[656] Alph. de Castro de justa Hæret. Punitione Lib. I. c. viii. Dub. 4.—Carenæ Tract. de Modo procedendi Tit. XVII. § 9.

Yet in Spain the intense popular devotion to the Virgin rendered the Inquisition very sensitive in its reverence for her. In 1642 an inquisitor, Diego de Narbona, in his Annales Tractatus Juris alluded to an assertion of Clement of Alexandria (Stromata, Lib. VII.) that some persons believed that after the Nativity the Virgin was inspected by the midwife to prove her virginity. Although he condemned the statement as most indecent and dishonoring to the Virgin, his work was denounced to the Inquisition of Granada, which referred it to the Inquisitor-general. Narbona in vain endeavored to defend himself. It was shown that in the Index Expurgatorius of 1640 the passage of Clement, as well as those in all other authors alluding to it, had been ordered to be borrado, or expunged, so that the very memory of so scandalous a tale might be lost. Narbona alleged in his defence a passage in Padre Basilio Ponce de Leon, but the Inquisition showed that this had likewise been borrado, and, as every one who possessed a copy of a book containing a prohibited passage was bound to blot it out and render it illegible, he was culpable in not having done so.—MSS. Bibl. Bodleian. Arch S. 130.

[657] Reusch, Der Index der verbotenen Bücher, II. 843, 986.—Addis and Arnold’s Catholic Dictionary s. v. Immaculate.

[658] Reusch, op. cit. II. 989.

[659] Mosheim de Beghardis, pp. 368, 378.—Eymeric. pp. 311-16.

[660] Albertini Repertor. Inquis. s. vv. Libri, Scriptura.—Raynald. ann. 1501, No. 36.

[661] Concil. Lateran. V. Sess. IX. (Harduin. IX. 1779-81).

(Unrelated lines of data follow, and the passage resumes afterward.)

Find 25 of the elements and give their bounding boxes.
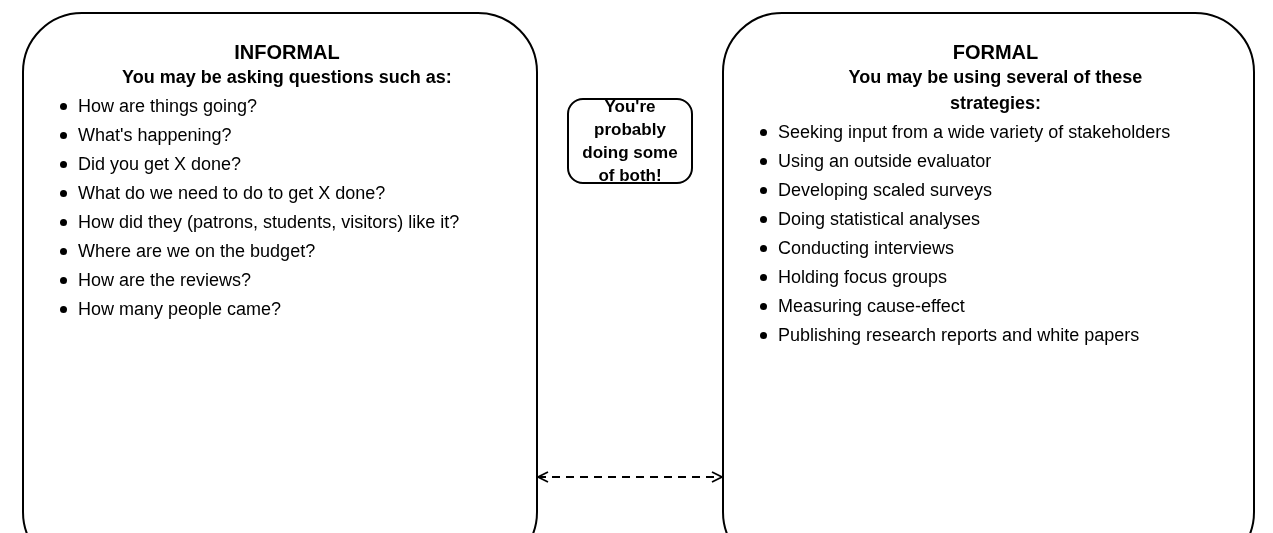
panel-heading: INFORMAL [233,40,341,64]
bullet-item: Conducting interviews [758,234,955,263]
bullet-item: How are the reviews? [58,266,252,295]
bullet-item: Publishing research reports and white papers [758,321,1140,350]
rounded-panel [22,12,538,533]
bullet-item: How did they (patrons, students, visitors) like it? [58,208,460,237]
bullet-item: Using an outside evaluator [758,147,992,176]
panel-heading: FORMAL [951,40,1040,64]
bullet-item: How many people came? [58,295,282,324]
panel-subheading: You may be asking questions such as: [122,66,452,89]
bullet-item: Measuring cause-effect [758,292,965,321]
rounded-panel [722,12,1255,533]
bullet-item: Seeking input from a wide variety of stakeholders [758,118,1171,147]
bullet-item: Developing scaled surveys [758,176,993,205]
bullet-item: Holding focus groups [758,263,948,292]
dashed-double-arrow [537,471,723,483]
bullet-item: Did you get X done? [58,150,242,179]
callout-box [567,98,693,184]
panel-subheading: You may be using several of these strategies: [847,66,1144,115]
bullet-item: Where are we on the budget? [58,237,316,266]
bullet-item: How are things going? [58,92,258,121]
bullet-item: Doing statistical analyses [758,205,981,234]
bullet-item: What do we need to do to get X done? [58,179,386,208]
bullet-item: What's happening? [58,121,232,150]
callout-text: You're probably doing some of both! [581,96,679,187]
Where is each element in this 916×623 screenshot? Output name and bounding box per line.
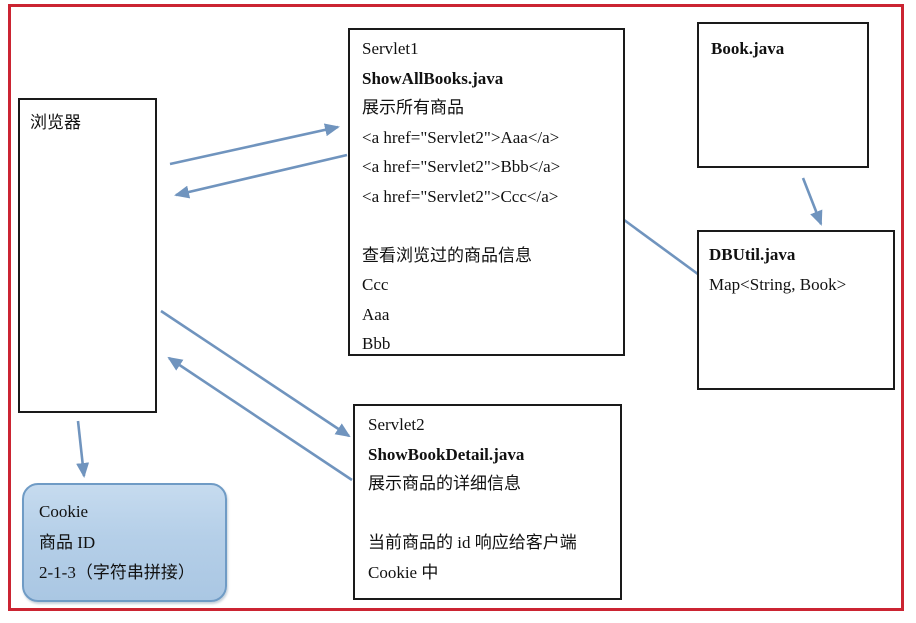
text-line: 展示所有商品 (362, 98, 464, 117)
text-line: 商品 ID (39, 532, 96, 552)
text-line: ShowBookDetail.java (368, 444, 525, 464)
text-line: Ccc (362, 275, 389, 294)
text-line: DBUtil.java (709, 245, 796, 264)
book-java-box: Book.java (697, 22, 869, 168)
text-line: <a href="Servlet2">Bbb</a> (362, 157, 561, 176)
text-line: Book.java (711, 39, 785, 58)
text-line: <a href="Servlet2">Ccc</a> (362, 186, 559, 206)
text-line: 2-1-3（字符串拼接） (39, 563, 195, 582)
text-line: 查看浏览过的商品信息 (362, 245, 532, 265)
text-line: 浏览器 (30, 113, 81, 132)
text-line: Servlet1 (362, 39, 419, 58)
text-line: Map<String, Book> (709, 274, 847, 294)
text-line: ShowAllBooks.java (362, 68, 504, 88)
text-line: <a href="Servlet2">Aaa</a> (362, 127, 560, 147)
text-line: 展示商品的详细信息 (368, 474, 521, 493)
text-line: Cookie (39, 502, 89, 521)
text-line (362, 211, 611, 241)
outer-red-frame (8, 4, 904, 611)
text-line: Aaa (362, 304, 390, 324)
text-line (368, 499, 607, 529)
text-line: Servlet2 (368, 415, 425, 434)
browser-box: 浏览器 (18, 98, 157, 413)
text-line: 当前商品的 id 响应给客户端 (368, 533, 577, 552)
text-line: Bbb (362, 334, 391, 353)
text-line: Cookie 中 (368, 562, 439, 582)
cookie-box: Cookie 商品 ID 2-1-3（字符串拼接） (22, 483, 227, 602)
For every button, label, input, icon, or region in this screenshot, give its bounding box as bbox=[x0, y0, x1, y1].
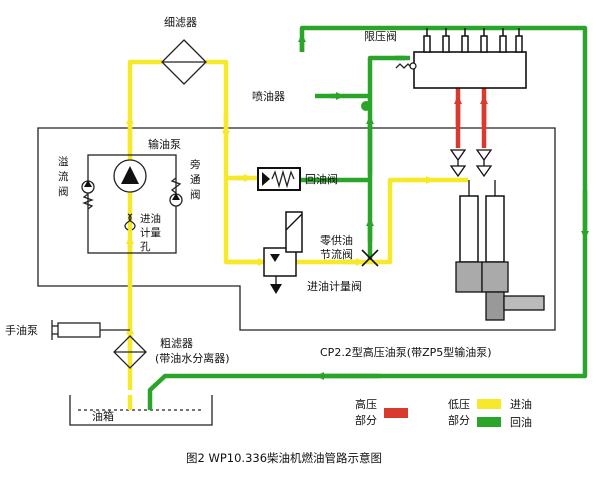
legend-low-1: 低压 bbox=[448, 398, 470, 411]
legend-high-2: 部分 bbox=[355, 413, 377, 427]
coarse-filter bbox=[113, 335, 147, 369]
legend: 高压 部分 低压 部分 进油 回油 bbox=[355, 397, 532, 429]
zero-supply-throttle bbox=[361, 249, 379, 267]
coarse-filter-sublabel: (带油水分离器) bbox=[155, 351, 230, 365]
inlet-metering-valve bbox=[263, 211, 303, 294]
legend-supply-swatch bbox=[477, 399, 501, 409]
junction-dot bbox=[361, 101, 371, 111]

These rules were probably enforced only where there was an Inquisition in working order. In the edition of Nifo’s work, De Cœlo et Mundo, printed at Naples in 1517, there is an imprimatur by Antonio Caietano, prior of the Dominican convent, reciting the conciliar decree, and stating that in the absence of the inquisitor he had been deputed by the Vicar of Naples to examine the work, in which he found no evil.

In the Venice editions of Joachim of Flora, printed in 1516 and 1517, there is not only the permission of the inquisitor and of the Patriarch of Venice, but also that of the Council of Ten, showing that the press was subjected to no little impediment.

In the contemporaneous Lyons edition of Alvaro Pelayo’s De Planctu Ecclesiœ (1517), however, there is no imprimatur, and evidently there was no censorship, and the same is the case in such German books of the period as I have had an opportunity of examining.